Elles brûlent, elles tiraillent, elles gênent au moindre mouvement… Mais sont-elles vraiment mauvaises ? Les courbatures, ces douleurs qui surgissent quelques heures après l’effort, ne sont ni un drame, ni un objectif d’entraînement. Elles sont le signal d’un corps qui s’adapte, pas d’un exploit sportif. Selon l’Institut de recherche du bien-être de la médecine et du sport santé (IRBMS), les courbatures sont causées par de microlésions musculaires et une réaction inflammatoire déclenchée par un effort inhabituel ou intense. Rien de grave : pas de déchirure, pas de blessure sérieuse. Juste des muscles surpris par une nouvelle routine.

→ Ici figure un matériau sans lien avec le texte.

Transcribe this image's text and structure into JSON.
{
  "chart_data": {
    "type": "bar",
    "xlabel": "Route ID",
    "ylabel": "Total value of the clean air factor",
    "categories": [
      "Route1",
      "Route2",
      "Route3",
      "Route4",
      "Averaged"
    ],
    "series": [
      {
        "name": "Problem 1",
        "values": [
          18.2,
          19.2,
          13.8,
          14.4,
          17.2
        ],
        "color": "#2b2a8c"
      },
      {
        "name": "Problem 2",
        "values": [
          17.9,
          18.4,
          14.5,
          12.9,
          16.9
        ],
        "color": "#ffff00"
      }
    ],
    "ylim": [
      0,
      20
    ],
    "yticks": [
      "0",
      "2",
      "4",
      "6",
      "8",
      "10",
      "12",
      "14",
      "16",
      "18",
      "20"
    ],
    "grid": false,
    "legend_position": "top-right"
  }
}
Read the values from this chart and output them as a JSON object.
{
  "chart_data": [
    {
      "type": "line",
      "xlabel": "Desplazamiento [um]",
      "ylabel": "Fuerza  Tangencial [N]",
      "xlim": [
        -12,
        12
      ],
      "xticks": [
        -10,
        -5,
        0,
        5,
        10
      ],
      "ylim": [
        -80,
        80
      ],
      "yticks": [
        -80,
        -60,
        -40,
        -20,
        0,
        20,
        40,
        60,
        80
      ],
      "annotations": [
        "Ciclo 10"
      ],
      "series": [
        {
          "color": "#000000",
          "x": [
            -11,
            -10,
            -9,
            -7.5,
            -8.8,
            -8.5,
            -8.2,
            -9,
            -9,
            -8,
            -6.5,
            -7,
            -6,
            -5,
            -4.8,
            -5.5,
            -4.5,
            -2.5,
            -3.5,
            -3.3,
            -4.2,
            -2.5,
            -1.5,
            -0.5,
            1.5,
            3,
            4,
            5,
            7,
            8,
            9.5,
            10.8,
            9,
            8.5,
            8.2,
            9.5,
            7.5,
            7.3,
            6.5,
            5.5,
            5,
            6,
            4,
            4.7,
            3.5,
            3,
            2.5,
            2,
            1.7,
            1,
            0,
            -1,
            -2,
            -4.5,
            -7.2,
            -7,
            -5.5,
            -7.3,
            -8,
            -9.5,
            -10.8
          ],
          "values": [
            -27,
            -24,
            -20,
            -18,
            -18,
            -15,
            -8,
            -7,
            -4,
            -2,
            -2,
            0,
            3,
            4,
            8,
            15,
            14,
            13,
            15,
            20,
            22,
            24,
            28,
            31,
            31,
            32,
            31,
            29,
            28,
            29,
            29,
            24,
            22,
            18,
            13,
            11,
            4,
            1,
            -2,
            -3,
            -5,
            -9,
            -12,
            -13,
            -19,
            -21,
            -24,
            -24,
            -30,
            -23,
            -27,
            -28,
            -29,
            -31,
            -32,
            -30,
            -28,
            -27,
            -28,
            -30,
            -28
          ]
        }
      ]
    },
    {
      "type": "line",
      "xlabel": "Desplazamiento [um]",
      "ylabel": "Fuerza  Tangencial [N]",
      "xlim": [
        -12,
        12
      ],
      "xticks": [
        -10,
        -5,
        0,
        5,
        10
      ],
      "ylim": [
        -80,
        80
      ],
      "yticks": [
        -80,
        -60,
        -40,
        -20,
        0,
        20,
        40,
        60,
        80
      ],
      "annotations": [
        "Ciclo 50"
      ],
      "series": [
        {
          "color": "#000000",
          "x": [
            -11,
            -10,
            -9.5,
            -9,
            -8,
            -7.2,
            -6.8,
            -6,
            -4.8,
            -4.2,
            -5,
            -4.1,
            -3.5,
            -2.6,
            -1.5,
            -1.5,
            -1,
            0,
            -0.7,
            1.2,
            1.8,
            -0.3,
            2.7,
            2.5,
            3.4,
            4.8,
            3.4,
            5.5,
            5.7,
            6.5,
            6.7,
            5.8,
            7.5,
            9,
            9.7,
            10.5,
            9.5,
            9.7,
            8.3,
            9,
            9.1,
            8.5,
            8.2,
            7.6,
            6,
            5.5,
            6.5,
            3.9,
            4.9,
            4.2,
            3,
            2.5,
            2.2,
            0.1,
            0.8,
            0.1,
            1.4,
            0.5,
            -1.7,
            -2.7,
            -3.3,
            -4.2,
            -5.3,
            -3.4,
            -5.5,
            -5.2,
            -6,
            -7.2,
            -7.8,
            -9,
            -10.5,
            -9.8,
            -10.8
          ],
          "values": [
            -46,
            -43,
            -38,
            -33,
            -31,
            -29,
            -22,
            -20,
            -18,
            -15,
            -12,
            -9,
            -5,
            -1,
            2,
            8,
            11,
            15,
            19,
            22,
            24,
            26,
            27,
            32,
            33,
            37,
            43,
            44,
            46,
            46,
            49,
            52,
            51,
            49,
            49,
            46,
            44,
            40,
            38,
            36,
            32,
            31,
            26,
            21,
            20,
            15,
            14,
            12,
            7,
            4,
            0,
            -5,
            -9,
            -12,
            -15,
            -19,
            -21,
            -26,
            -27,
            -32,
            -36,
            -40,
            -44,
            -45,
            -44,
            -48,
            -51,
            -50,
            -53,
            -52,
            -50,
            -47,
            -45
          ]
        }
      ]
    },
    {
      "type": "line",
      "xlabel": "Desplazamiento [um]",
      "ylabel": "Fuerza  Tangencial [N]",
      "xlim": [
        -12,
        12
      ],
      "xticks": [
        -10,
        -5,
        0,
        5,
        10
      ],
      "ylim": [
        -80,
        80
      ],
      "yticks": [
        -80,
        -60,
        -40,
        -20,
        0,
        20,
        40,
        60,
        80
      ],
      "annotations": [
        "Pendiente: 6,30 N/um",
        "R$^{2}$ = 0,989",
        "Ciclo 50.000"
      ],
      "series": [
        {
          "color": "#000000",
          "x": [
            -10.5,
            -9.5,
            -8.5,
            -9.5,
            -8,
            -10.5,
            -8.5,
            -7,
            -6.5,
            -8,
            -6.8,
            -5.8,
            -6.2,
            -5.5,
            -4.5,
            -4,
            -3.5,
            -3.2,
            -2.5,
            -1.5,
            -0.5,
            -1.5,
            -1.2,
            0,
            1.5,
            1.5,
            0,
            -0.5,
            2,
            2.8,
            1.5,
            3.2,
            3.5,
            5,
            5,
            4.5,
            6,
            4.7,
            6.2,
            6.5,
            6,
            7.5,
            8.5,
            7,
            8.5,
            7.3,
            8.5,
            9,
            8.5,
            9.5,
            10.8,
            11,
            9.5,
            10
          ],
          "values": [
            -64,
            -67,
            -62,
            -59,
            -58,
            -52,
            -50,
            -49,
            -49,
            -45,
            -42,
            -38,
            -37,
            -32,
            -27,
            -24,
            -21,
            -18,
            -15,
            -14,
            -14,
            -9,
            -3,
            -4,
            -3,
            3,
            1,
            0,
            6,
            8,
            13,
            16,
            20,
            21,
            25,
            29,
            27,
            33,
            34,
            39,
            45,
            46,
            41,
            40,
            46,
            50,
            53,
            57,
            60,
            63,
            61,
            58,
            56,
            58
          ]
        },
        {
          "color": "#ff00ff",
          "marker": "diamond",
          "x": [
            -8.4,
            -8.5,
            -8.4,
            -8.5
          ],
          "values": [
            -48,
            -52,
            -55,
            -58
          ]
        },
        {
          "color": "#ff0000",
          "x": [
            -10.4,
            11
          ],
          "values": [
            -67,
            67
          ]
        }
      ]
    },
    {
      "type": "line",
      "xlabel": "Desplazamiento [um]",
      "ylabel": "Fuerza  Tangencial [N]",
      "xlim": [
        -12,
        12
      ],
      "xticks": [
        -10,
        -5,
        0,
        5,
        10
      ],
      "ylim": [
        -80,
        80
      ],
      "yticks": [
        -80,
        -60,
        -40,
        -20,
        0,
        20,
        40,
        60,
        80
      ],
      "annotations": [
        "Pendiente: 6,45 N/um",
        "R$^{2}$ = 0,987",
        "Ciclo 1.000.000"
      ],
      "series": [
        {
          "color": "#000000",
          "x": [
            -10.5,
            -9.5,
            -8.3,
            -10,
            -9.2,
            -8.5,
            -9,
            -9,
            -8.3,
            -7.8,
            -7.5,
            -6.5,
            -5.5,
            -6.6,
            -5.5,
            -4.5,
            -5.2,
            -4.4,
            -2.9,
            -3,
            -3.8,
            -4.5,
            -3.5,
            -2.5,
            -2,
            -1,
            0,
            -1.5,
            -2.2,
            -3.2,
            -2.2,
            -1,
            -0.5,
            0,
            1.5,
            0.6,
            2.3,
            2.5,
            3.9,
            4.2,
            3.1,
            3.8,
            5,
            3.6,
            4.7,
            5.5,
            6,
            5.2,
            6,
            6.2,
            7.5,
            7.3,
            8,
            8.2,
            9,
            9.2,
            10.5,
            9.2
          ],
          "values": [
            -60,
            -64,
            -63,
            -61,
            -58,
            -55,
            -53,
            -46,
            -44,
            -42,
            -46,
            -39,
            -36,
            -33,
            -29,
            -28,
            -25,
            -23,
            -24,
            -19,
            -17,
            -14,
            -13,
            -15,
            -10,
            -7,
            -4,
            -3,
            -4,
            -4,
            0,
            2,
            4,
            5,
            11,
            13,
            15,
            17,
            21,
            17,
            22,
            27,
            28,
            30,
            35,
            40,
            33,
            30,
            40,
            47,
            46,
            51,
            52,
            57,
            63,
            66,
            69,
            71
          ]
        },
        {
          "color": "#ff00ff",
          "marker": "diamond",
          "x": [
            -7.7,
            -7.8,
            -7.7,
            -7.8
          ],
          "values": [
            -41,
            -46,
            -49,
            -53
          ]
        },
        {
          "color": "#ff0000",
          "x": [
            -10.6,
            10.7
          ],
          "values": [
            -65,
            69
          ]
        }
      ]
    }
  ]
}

Le mythe de l’acide lactique et le piège de l’excès
Contrairement aux idées reçues, l’acide lactique n’est pas responsable des courbatures. Il peut témoigner de l’intensité de l’effort, mais il disparaît rapidement après l’exercice, bien avant l’apparition des douleurs. C’est donc le changement, plus que la difficulté, qui provoque les courbatures. En réalité, elles ne sont ni indispensables, ni souhaitables à chaque séance. Un entraînement efficace n’a pas besoin de laisser des traces douloureuses. Et si vous êtes cloué sur le canapé le lendemain, c’est sans doute que la séance était mal calibrée. Varier les groupes musculaires sollicités, alterner intensité et récupération, écouter son corps… Voilà le vrai bon plan pour progresser sans s’abîmer. Les courbatures, elles, doivent rester un simple signe de nouveauté, pas un but en soi.